Was alle diese Regime – und noch viele mehr – miteinander verbindet, ist die Liebe zum Zwang: Regeln, kontrollieren, zwingen, strafen, – das sind ihre Herrschaftssäulen. Grenzenlose Macht und eine Atmosphäre der Angst machen jegliche humane und soziale Grenzüberschreitung möglich. – Nicht aufgrund demokratischen Konsenses, sondern durch die Macht der Gewehrläufe und der Folterkeller. Die agierenden Typen – euphemistisch bezeichnet als Staatschefs, während es sich in Wirklichkeit um Schwerverbrecher handelt – können daher getrost als Menschen mit zwanghafter Persönlichkeitsstörung bezeichnet werden.
Kennzeichnend für solche Gestörten sind neben anderem eine unglaubliche Starre des Denkens, völlige Empathielosigkeit und flache Affekte bis hin zur völligen Affektlosigkeit. Nichts ist schlimmer für sie als der Kontrollverlust. Denn das einmal von ihnen „für richtig Erkannte“ unterliegt keinem Wandel mehr: Es wird zur ewigen Wahrheit, zum ewigen Gesetz erhoben. Angst vor der Veränderung führt zum Festklammern an der autoritären Ordnung, die in Wirklichkeit keine ist.
Mobilität und Flexibilität, die zum kritischen Hinterfragen führen, gefährden das in Stein gemeißelte System, bei dem es letztlich um nichts anderes geht als um eine nach außen projizierte Triebkontrolle. Die Zwanghaften selbst nämlich weisen einen massiv unterdrückten aggressiven und sexuellen Triebüberschuss auf. Ihr inneres Zensursystem, früh in den Kopf betoniert durch autoritäre Erziehung, ist in Strafangst erstarrt. Jede Form nichtkontrollierten Lebens – inklusive Gefühlsleben – macht ihnen Angst vor der strafenden Autorität. Buntheit also ist nicht Reichtum, sondern Gefährdung; Spontaneität nicht Lebensqualität, sondern Unterwanderung; Regelverletzung nicht Ausdruck innerer Freiheit, sondern Manifestation akuter Lebensgefahr: Wo die „Ordnung“ beweglich wird, bricht sie zusammen, schnattern sie.
Und so wird uns langsam klar, dass diese zwanghaft Gestörten ihre eigenen Ängste ausleben: Sie unterdrücken andere, um sich nicht mehr selbst unterdrückt fühlen zu müssen. („Müssen“ ist ohnehin ihr Lieblingswort.) Sie kontrollieren ein gesamtes Volk, um nur ja nicht die Kontrolle über die eigenen Triebwünsche zu verlieren. – Freiheit und Glück sind ihnen etwas für dekadente Weichlinge. Ihre Fähigkeit, sich in die Schmerzen einer vergewaltigten Gefangenen oder eines Gefolterten einzufühlen, liegt bei oder gar unter null. Im letzteren Falle manifestiert sich der sogenannte „anale Sadismus“, der sich an den Qualen anderer delektiert.

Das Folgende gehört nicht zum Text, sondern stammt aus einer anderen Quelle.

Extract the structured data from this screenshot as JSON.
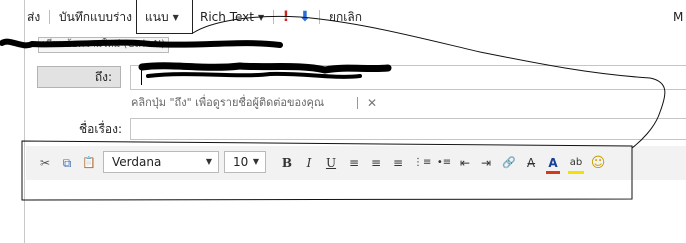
{
  "toolbar": {
    "send_label": "ส่ง",
    "save_draft_label": "บันทึกแบบร่าง",
    "insert_label": "แนบ",
    "format_mode_label": "Rich Text",
    "cancel_label": "ยกเลิก",
    "overflow_label": "M"
  },
  "tooltip": {
    "text": "เขียนข้อความใหม่ (Ctrl+N)"
  },
  "to": {
    "button_label": "ถึง:",
    "value": "",
    "hint": "คลิกปุ่ม \"ถึง\" เพื่อดูรายชื่อผู้ติดต่อของคุณ"
  },
  "subject": {
    "label": "ชื่อเรื่อง:",
    "value": ""
  },
  "format_toolbar": {
    "font_family": "Verdana",
    "font_size": "10"
  },
  "icons": {
    "close": "✕",
    "flag": "!",
    "arrow": "⬇",
    "cut": "✂",
    "copy": "⧉",
    "paste": "📋",
    "bold": "B",
    "italic": "I",
    "underline": "U",
    "align_left": "≡",
    "align_center": "≡",
    "align_right": "≡",
    "numbered_list": "⋮≡",
    "bullet_list": "•≡",
    "outdent": "⇤",
    "indent": "⇥",
    "link": "🔗",
    "strike": "A̶",
    "font_color": "A",
    "highlight": "ab",
    "emoji": "☺"
  },
  "colors": {
    "font_color_bar": "#d43a1a",
    "highlight_bar": "#f2e200",
    "priority_red": "#d42020",
    "arrow_blue": "#2a6fd6"
  }
}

Solche Zwanghaften kennen nur die eigene „Realität“, die in Wirklichkeit keine ist: Sie wird zurechtgelogen, zurechtgebogen, zurechtgestutzt. Ihre Infragestellung gefährdet diese maximal reduzierte Wahrnehmungswelt. Denn die kann nur überleben, indem sie gewaltsam alles aus der spartanischen Realität tilgt, was sie ergänzen und komplettieren könnte: Aus diesem Grund „muss“ Putin politische Gegner ermorden lassen. Das iranische Schlächterregime „muss“ folglich junge Frauen „bestrafen“, die eine zum ewigen Gesetz erhobene Ordnung („Es ist der Wille Allahs!“) durch ein verschobenes Kopftuch gottlos herausfordern. Und Xi Jin Ping überwacht eine Milliarde Landsleute so vollständig, dass sie seine Vorstellung der Welt nicht gefährden können. Meint er.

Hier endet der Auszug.